The Sabre of Boldness 2015: preliminary remarks by the editor

The Sabre of Boldness ceremony has reached its 20th year. A milestone. Twenty years ago, Gottesdienst was still in its adolescence, and many of the people in this room were still in their adolescence. Twenty years ago the there were no pocket cell phones, the dot com boom had just begun, and the Internet had only begun to function. Twenty years ago the Die Hard movies were still being made, Seinfeld was still on, and the Green Bay Packers had not been in the Super Bowl since the Lombardi era. Twenty years ago many Robert Preus had just died, but others we knew and loved at this seminary were still among us, perhaps most notably, Kurt Marquart. Maybe we should have given him the sabre, and things would have been different. Every one of the nineteen honored sabre-bearers is still among us today (and the legend grows).

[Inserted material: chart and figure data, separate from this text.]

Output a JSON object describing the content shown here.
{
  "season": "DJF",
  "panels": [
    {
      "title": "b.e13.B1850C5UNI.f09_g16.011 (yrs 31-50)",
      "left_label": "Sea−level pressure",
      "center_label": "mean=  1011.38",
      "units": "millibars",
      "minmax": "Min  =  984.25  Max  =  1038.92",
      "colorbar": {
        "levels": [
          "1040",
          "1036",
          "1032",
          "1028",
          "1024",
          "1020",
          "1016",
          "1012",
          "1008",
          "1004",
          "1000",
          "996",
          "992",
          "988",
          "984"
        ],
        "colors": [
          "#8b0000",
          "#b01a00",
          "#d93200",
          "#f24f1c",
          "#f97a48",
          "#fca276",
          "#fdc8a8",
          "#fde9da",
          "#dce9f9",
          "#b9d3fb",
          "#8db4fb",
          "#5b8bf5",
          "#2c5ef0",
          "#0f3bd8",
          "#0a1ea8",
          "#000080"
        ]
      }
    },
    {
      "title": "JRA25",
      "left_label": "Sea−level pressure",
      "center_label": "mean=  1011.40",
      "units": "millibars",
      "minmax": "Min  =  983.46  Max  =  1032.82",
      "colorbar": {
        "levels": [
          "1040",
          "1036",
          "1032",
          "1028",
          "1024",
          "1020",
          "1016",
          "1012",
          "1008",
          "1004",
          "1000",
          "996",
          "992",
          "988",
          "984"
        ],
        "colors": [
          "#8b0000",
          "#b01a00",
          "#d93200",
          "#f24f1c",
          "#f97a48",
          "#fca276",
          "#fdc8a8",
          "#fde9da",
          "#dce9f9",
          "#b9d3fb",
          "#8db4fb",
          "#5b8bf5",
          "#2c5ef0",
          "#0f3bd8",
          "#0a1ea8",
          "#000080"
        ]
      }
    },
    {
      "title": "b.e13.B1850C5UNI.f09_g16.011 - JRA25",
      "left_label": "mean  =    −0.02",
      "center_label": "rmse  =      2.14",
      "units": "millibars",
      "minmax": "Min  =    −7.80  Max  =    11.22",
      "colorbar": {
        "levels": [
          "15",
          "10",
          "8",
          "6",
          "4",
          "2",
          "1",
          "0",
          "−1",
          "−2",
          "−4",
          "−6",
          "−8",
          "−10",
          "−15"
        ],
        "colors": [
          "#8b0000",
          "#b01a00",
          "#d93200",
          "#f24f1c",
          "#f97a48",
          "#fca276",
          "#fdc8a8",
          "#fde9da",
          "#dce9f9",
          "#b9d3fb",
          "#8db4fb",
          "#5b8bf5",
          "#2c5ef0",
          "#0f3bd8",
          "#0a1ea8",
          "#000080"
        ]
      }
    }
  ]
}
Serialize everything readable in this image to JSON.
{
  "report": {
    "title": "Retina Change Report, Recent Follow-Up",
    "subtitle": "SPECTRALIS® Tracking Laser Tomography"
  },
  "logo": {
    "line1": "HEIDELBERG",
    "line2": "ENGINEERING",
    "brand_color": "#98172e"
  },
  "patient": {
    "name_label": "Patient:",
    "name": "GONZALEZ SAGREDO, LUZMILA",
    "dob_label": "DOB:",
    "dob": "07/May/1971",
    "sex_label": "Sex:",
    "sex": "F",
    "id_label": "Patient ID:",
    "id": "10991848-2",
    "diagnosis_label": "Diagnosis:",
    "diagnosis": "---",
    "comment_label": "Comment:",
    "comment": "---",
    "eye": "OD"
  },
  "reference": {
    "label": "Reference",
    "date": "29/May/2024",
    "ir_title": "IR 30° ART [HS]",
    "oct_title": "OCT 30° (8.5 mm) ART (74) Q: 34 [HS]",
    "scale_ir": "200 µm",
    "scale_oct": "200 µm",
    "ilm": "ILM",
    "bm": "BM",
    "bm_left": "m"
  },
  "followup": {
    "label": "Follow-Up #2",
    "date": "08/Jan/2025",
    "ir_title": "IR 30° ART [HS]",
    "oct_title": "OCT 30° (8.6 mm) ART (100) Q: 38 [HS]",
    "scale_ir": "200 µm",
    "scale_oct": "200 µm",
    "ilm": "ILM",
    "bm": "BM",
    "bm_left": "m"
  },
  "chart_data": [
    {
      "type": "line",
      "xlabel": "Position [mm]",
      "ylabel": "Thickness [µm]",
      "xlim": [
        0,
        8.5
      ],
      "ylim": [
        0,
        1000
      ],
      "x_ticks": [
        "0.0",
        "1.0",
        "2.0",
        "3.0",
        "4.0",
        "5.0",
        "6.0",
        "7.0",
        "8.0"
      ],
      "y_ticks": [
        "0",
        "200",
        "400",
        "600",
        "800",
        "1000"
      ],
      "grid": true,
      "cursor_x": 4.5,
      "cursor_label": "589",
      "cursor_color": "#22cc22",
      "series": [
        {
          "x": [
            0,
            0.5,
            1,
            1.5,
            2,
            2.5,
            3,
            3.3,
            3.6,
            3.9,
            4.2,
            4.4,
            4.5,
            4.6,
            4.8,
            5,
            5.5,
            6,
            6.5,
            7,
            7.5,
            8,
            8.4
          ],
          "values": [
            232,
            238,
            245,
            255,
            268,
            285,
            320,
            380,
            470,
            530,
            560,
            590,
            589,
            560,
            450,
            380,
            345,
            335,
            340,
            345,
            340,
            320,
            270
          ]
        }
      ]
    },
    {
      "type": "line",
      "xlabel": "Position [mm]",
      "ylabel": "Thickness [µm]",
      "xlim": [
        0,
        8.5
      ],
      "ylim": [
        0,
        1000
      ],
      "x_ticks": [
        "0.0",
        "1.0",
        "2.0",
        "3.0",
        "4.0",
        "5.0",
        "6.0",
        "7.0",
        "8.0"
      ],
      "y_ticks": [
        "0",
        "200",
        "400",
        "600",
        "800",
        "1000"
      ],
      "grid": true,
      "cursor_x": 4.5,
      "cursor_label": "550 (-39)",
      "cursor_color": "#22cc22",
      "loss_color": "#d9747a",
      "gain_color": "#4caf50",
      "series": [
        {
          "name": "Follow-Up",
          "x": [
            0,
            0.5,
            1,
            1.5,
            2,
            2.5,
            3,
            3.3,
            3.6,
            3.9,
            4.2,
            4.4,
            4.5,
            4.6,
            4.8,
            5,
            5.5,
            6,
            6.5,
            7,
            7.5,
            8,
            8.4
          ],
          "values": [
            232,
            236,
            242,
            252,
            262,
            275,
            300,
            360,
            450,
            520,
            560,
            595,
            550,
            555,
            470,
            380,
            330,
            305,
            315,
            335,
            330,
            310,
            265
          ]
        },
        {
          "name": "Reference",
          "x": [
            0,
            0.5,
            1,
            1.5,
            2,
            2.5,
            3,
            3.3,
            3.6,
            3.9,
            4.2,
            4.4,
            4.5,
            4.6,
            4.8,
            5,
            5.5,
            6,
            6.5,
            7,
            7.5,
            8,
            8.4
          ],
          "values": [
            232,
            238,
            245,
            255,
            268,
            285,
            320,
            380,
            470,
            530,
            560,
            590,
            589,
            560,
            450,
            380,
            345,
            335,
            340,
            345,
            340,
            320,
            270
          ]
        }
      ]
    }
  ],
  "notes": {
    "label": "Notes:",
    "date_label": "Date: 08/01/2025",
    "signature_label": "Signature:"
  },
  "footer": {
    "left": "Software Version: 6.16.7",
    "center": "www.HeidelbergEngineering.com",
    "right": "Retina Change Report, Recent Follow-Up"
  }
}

So here we are at twenty. Now twenty is a holy number. For it is twice the number of commandments, and therefore signifies a new and holy creation. And it is also four times five, meaning that the fulfillment of the Books of Moses has come and is spread to the four corners of the world. And it is 6, 6, 6 + 2, meaning the number of the beast is overcome by the two natures of Christ. And it is one half a generation, putting it at the pinnacle, the height of courage, strength, and boldness. Or, if you prefer, for twenty years we have been engaged in this nonsense. (what were we thinking?)

But in honesty, there is of course a very serious side to this, for we do like to give honor where honor is due, and we do like to acknowledge courage in confession when we hear of it. That’s why we present the sabre: to encourage people, particularly our own people, in their faith and confession, and to tell them that we thank God for it, and for the most holy faith by which they have gained their courage. Nonetheless, as every one we have sought to honor with our little award could likely tell you, this isn’t much, really. And the very fact all those we have honored in the previous nineteen years are still living is a testimony to this, that there are others far more worthy. For there are the real martyrs; martyrs the flame of whose confession still outshines all of ours, martyrs too numerous to count: men, women, and even children who have laid down their lives for our most holy faith. And not only in the centuries of the Church’s infancy, but also in these days. It’s fashionable for religious zealots today to slaughter Christians in the name of their false god and his false prophet Mohammed. Just last December we heard of four children in Iraq, accosted by ISIS and ordered to say that they would follow Mohammed, but the children, all under 15, confessed, and did not deny, but confessed, “No, we love Yesua, we have always loved Yesua, we have always followed Yesua, Yesua has always been with us,” and when, after given a second chance to convert they refused, they were all beheaded. These are the ones truly worthy of honor, who have already gained the grace of heaven, of whom we sing:

A noble army, men and boys, the matron and the maid
Around the Savior’s throne rejoice in robes of white arrayed.
They climbed the steep ascent of heaven through peril, toil, and pain,
Oh God, to us may grace be given to follow in their train.


  1. Well done, thou good and faithful servant(s).

  2. Twenty is also one-half of the period Israel wrestled with a testing wilderness, the purpose of which was (in part) to teach a dependence on a gracious God, and His sustaining Bread. The failures to learn came easily; the exceptions seem comparatively few (Caleb and Joshua are named). We can expect that our wilderness will continue ... for a "short time," in God's eyes. But these are holy times of God's continuing Presence amongst us, too; and there are the holy men named, and the unnamed (and women and children, too) attesting to that Reality today, with their sufferings and with their lives. "My strength is made perfect in weakness." That is a promise. One day, the supposedly "weak" will arise to see the terrorist sword-swingers, and the pestiferous of whatever stripe, bending the knee to the Peacegiver.